In [60]:
import pandas as pd
import re

import xgboost as xgb
from sklearn.metrics import accuracy_score, f1_score, roc_auc_score, log_loss

from tensorflow.keras.layers import Input, Embedding, Dense, Concatenate, Flatten
from tensorflow.keras.models import Model


In [61]:
X_train = pd.read_csv('../data/processed/X_train.csv')
X_val = pd.read_csv('../data/processed/X_val.csv')

y_train = pd.read_csv('../data/processed/y_train.csv')
y_val = pd.read_csv('../data/processed/y_val.csv')

In [62]:
X_train.columns = [re.sub(r"[\[\]<>]", "", col) for col in X_train.columns]
X_val.columns = [re.sub(r"[\[\]<>]", "", col) for col in X_val.columns]

#### 1. Model XGBoost 

In [63]:
# convert DataFrames to format suitable for XGBoost
y_train = y_train.values.ravel()
y_val = y_val.values.ravel()

In [64]:
# initialize XGBoost model and train it
model = xgb.XGBClassifier(
    n_estimators=100,
    max_depth=5,
    learning_rate=0.1,
    subsample=0.8,
    colsample_bytree=0.8,
    random_state=42,
    use_label_encoder=False,
    eval_metric='logloss'
)

model.fit(X_train, y_train)

Parameters: { "use_label_encoder" } are not used.

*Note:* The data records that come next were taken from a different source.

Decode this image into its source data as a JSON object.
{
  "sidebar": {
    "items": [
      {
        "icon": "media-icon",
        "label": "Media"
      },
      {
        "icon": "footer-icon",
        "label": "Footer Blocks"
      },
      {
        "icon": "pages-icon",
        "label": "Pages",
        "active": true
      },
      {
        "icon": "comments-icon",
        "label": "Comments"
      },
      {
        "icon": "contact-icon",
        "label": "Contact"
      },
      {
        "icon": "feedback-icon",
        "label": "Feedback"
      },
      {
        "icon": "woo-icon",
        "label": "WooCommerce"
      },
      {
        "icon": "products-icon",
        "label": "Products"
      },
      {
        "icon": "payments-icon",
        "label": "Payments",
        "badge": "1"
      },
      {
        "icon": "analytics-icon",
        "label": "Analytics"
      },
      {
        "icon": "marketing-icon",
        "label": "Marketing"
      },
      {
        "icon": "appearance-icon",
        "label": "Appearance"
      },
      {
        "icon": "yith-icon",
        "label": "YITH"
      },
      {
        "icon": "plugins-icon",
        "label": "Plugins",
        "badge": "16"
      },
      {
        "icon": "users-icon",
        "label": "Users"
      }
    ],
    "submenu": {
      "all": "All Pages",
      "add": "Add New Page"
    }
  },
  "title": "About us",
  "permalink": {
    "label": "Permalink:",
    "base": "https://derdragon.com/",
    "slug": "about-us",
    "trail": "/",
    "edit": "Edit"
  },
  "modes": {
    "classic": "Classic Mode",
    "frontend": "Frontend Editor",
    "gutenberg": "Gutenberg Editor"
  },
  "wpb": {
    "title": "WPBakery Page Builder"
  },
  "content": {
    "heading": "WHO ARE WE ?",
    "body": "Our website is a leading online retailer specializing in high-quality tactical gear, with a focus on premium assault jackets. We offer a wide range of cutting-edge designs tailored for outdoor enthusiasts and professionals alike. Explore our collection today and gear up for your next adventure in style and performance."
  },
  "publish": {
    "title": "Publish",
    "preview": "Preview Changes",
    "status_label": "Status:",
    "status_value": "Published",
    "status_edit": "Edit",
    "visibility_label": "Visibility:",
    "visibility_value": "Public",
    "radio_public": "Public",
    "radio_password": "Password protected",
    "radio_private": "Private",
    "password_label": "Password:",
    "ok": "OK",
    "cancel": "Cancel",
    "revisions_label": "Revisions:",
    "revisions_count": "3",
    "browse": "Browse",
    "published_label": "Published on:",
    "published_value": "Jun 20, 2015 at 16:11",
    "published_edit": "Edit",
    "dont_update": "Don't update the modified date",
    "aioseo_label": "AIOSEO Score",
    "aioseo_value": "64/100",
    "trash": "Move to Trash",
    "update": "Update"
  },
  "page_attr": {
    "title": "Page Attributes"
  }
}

  bst.update(dtrain, iteration=i, fobj=obj)


In [65]:
# class predictions and probabilities
y_pred = model.predict(X_val)
y_proba = model.predict_proba(X_val)[:,1]


In [66]:
# calculate evaluation metrics
acc = accuracy_score(y_val, y_pred)
f1 = f1_score(y_val, y_pred)
roc_auc = roc_auc_score(y_val, y_proba)
logloss = log_loss(y_val, y_proba)

# print evaluation metrics
print(f"XGBoost REsults:")
print(f"Accuracy: {acc:.4f}")
print(f"F1 Score: {f1:.4f}")
print(f"ROC AUC: {roc_auc:.4f}")
print(f"Log Loss: {logloss:.4f}")

XGBoost REsults:
Accuracy: 0.9835
F1 Score: 0.7027
ROC AUC: 0.9748
Log Loss: 0.0520


Celem modelu było przewidzenie, czy wystąpi awaria maszyny (Machine failure = 1) na podstawie danych procesowych.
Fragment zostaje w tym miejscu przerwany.